Let’s consider the system of capitalist-imperialism as a whole. Within this system, people in the United States are getting more than their share of income and purchasing power. They are net-beneficiaries of the global distribution of wealth. There is no meaningful sense in which they can be considered exploited nor part of the proletariat as a revolutionary class. With a just distribution globally, all people in the United States legally would have their income, wealth, standard of living and purchasing power greatly decreased. Any way we examine it, virtually all people in the United States are getting more than their share of the global social product. First world “workers” are a labor aristocracy whose interests align with capitalist-imperialism against third world.
Marx said that we have to break with metaphysical approaches and look beneath surfaces. The disparity of wealth is caused by capitalist-imperialism, a system where whole nations benefit by super-exploitation and oppression of the third world. First world so-called “communist ” parties that agitate on behalf of first world “workers” are not true communist parties. They are first world social-fascist organizations agitating for a bigger cut of super-profits stolen from the third world. Third world parties that make alliances with these social-fascist fake-Maoist organizations should be looked at with great skepticism by true communists. Parties who lack common sense or science enough to see the obvious should stop calling themselves Maoist.
Notes.
1. http://pubdb3.census.gov/macro/032006/perinc/new05_001.htm According to the United States Census Bureau, people in the United States over 15, working or not, the median personal income was $28,567 (roughly Rs. 1,187,473.00) for 2005. People in the United States typically work about 240 days a year. They work five days a week. They get two weeks in holidays off and another two weeks in vacation time. So, let’s divide $28,567 by 240 to get roughly of $119.03 (roughly Rs. 4,946.88 ) for a very rough lowball median personal income per workday for people (working and non-working) in the United States over 15 years of age.

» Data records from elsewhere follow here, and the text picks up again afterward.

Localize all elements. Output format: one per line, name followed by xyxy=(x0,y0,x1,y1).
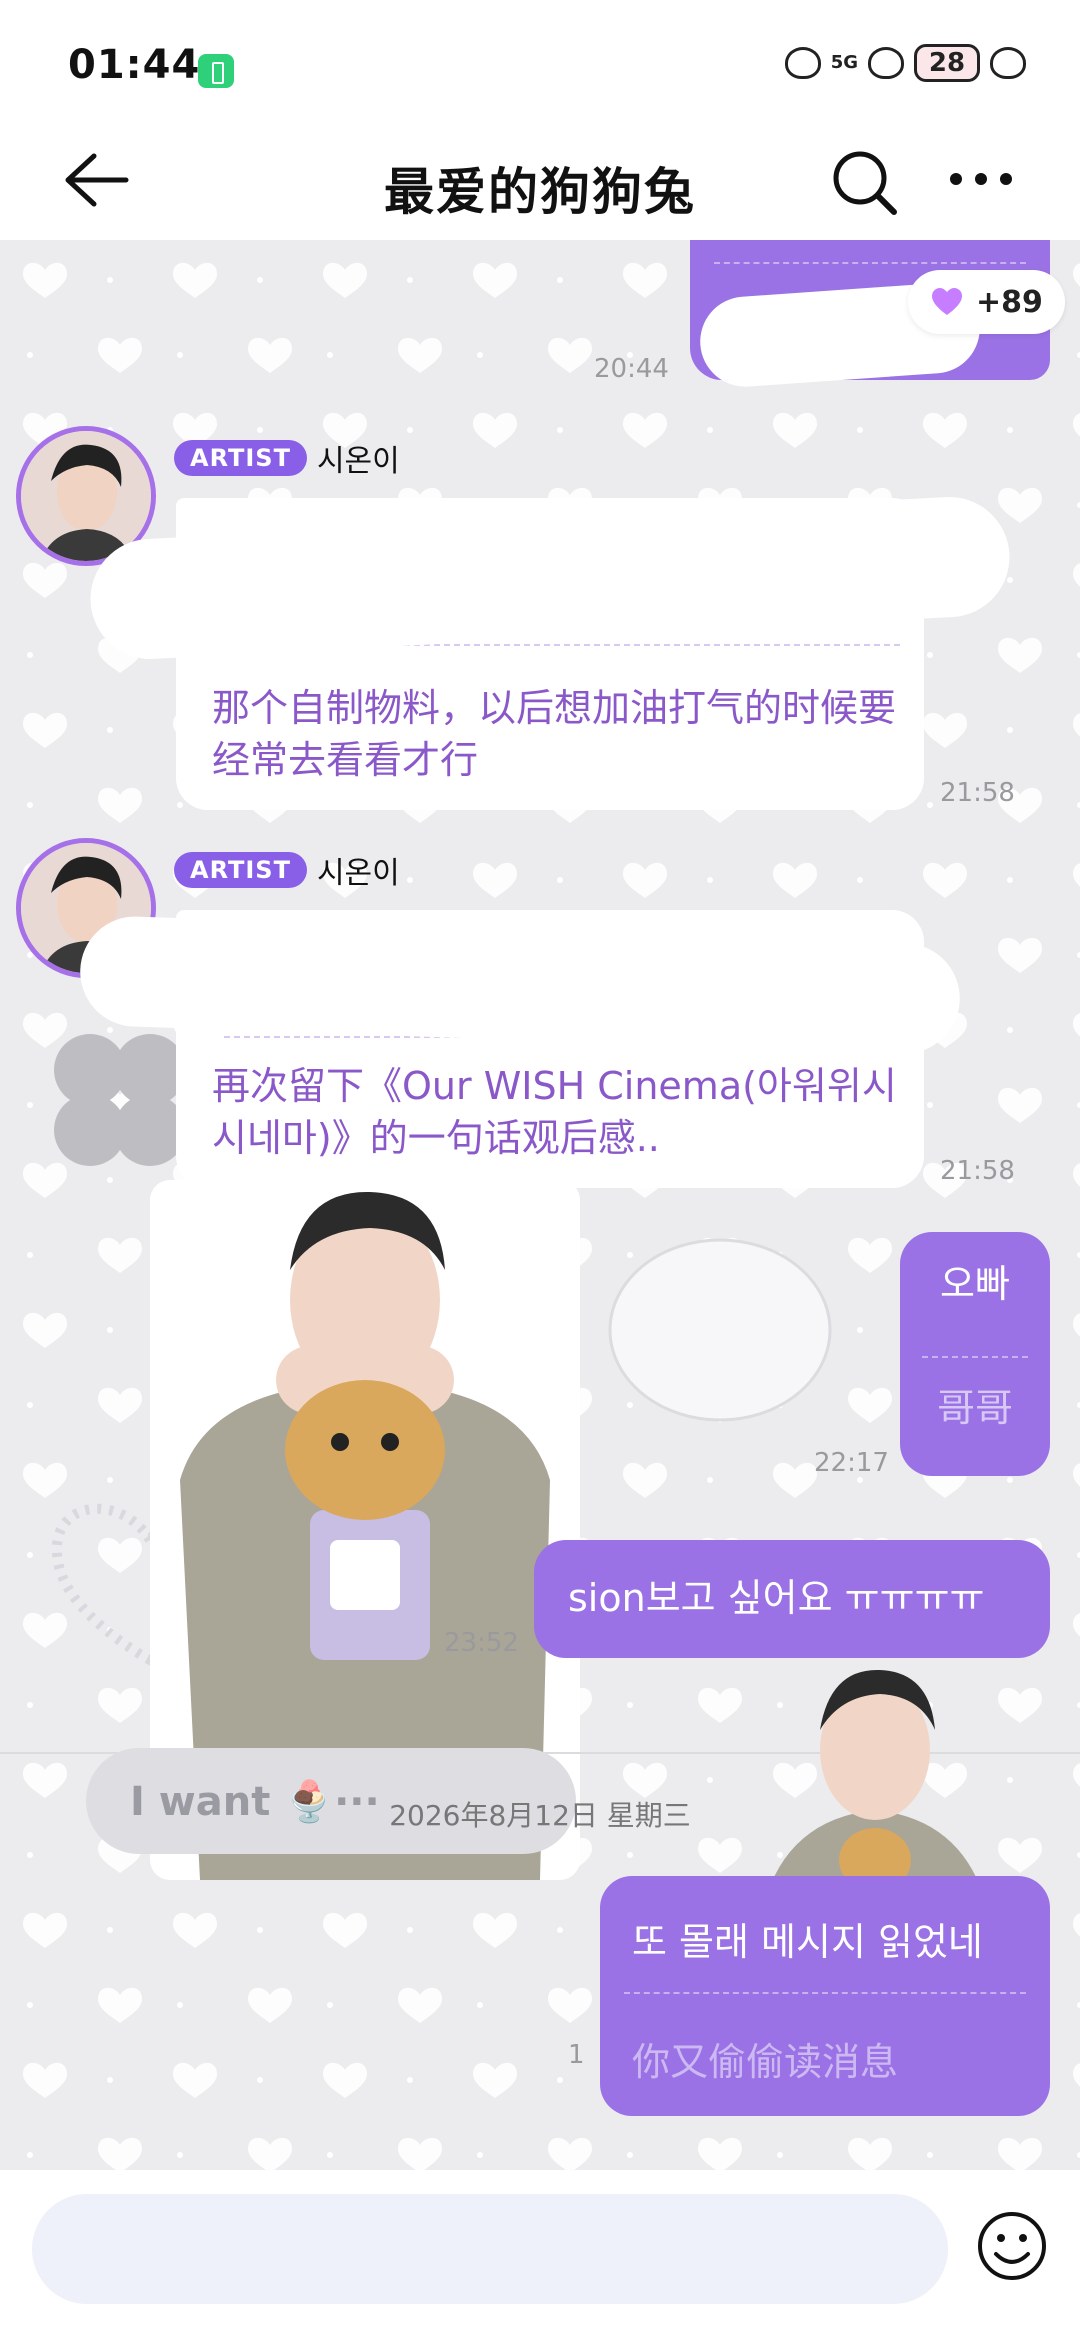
chat-header: 最爱的狗狗兔 xyxy=(0,120,1080,240)
divider xyxy=(922,1356,1028,1358)
message-time-4: 22:17 xyxy=(814,1448,889,1478)
message-time-3: 21:58 xyxy=(940,1156,1015,1186)
chat-title: 最爱的狗狗兔 xyxy=(384,163,696,221)
message-text-6: 또 몰래 메시지 읽었네 xyxy=(632,1920,983,1964)
message-translation-2: 那个自制物料，以后想加油打气的时候要经常去看看才行 xyxy=(212,686,897,782)
chat-area[interactable]: +89 20:44 ARTIST 시온이 那个自制物料，以后想加油打气的时候要经… xyxy=(0,240,1080,2170)
message-text-4: 오빠 xyxy=(940,1262,1010,1306)
more-icon[interactable] xyxy=(946,164,1016,194)
message-time-2: 21:58 xyxy=(940,778,1015,808)
emoji-icon[interactable] xyxy=(976,2210,1048,2282)
divider xyxy=(714,262,1026,264)
network-label: 5G xyxy=(830,52,858,73)
my-message-bubble-6[interactable]: 또 몰래 메시지 읽었네 你又偷偷读消息 xyxy=(600,1876,1050,2116)
artist-badge: ARTIST xyxy=(174,440,307,476)
cloud-sticker xyxy=(608,1238,832,1422)
message-input[interactable] xyxy=(32,2194,948,2304)
signal-cat-icon xyxy=(868,47,904,79)
sticker-time: 23:52 xyxy=(444,1628,519,1658)
message-time-1: 20:44 xyxy=(594,354,669,384)
message-translation-3: 再次留下《Our WISH Cinema(아워위시시네마)》的一句话观后感.. xyxy=(212,1064,897,1160)
charging-icon xyxy=(198,54,234,88)
artist-label-row: ARTIST 시온이 xyxy=(174,436,400,480)
divider xyxy=(624,1992,1026,1994)
artist-badge: ARTIST xyxy=(174,852,307,888)
artist-name: 시온이 xyxy=(316,444,400,479)
status-bar: 01:44 5G 28 xyxy=(0,0,1080,120)
reaction-chip[interactable]: +89 xyxy=(908,270,1065,334)
status-time: 01:44 xyxy=(68,42,201,88)
my-message-bubble-4[interactable]: 오빠 哥哥 xyxy=(900,1232,1050,1476)
search-icon[interactable] xyxy=(828,146,900,218)
message-text-5: sion보고 싶어요 ㅠㅠㅠㅠ xyxy=(568,1576,985,1620)
unread-count: 1 xyxy=(568,2040,585,2070)
wifi-cat-icon xyxy=(784,47,821,79)
artist-label-row: ARTIST 시온이 xyxy=(174,848,400,892)
cat-icon xyxy=(990,47,1026,79)
my-message-bubble-5[interactable]: sion보고 싶어요 ㅠㅠㅠㅠ xyxy=(534,1540,1050,1658)
input-bar xyxy=(0,2170,1080,2336)
message-translation-6: 你又偷偷读消息 xyxy=(632,2040,899,2084)
heart-reaction-icon xyxy=(932,288,962,315)
message-translation-4: 哥哥 xyxy=(936,1386,1013,1430)
artist-name: 시온이 xyxy=(316,856,400,891)
status-icons: 5G 28 xyxy=(784,44,1026,82)
reaction-count: +89 xyxy=(976,284,1043,320)
battery-level: 28 xyxy=(914,44,980,82)
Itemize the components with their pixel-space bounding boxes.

2. http://www.thehindu.com/2007/08/10/stories/2007081056671600.htm
3. http://naxalrevolution.blogspot.com/2007/08/8-out-of-10-working-indians-earn-less.html pp 70
4. http://naxalrevolution.blogspot.com/2007/08/8-out-of-10-working-indians-earn-less.html pp 58
5. http://naxalrevolution.blogspot.com/2007/08/8-out-of-10-working-indians-earn-less.html pp 66
6. http://naxalrevolution.blogspot.com/2007/08/8-out-of-10-working-indians-earn-less.html pp 97
7. http://naxalrevolution.blogspot.com/2007/08/8-out-of-10-working-indians-earn-less.html pp 99

316 million working people in India earning less than $ .49 a day is more than the entire population of the USA. The population in the US is about 300 million. It really shows where the real proletariat is.
So simply put the poorest american worker has 41,20$-0,49$=40,71$ reasons to side with american imperialists against indians.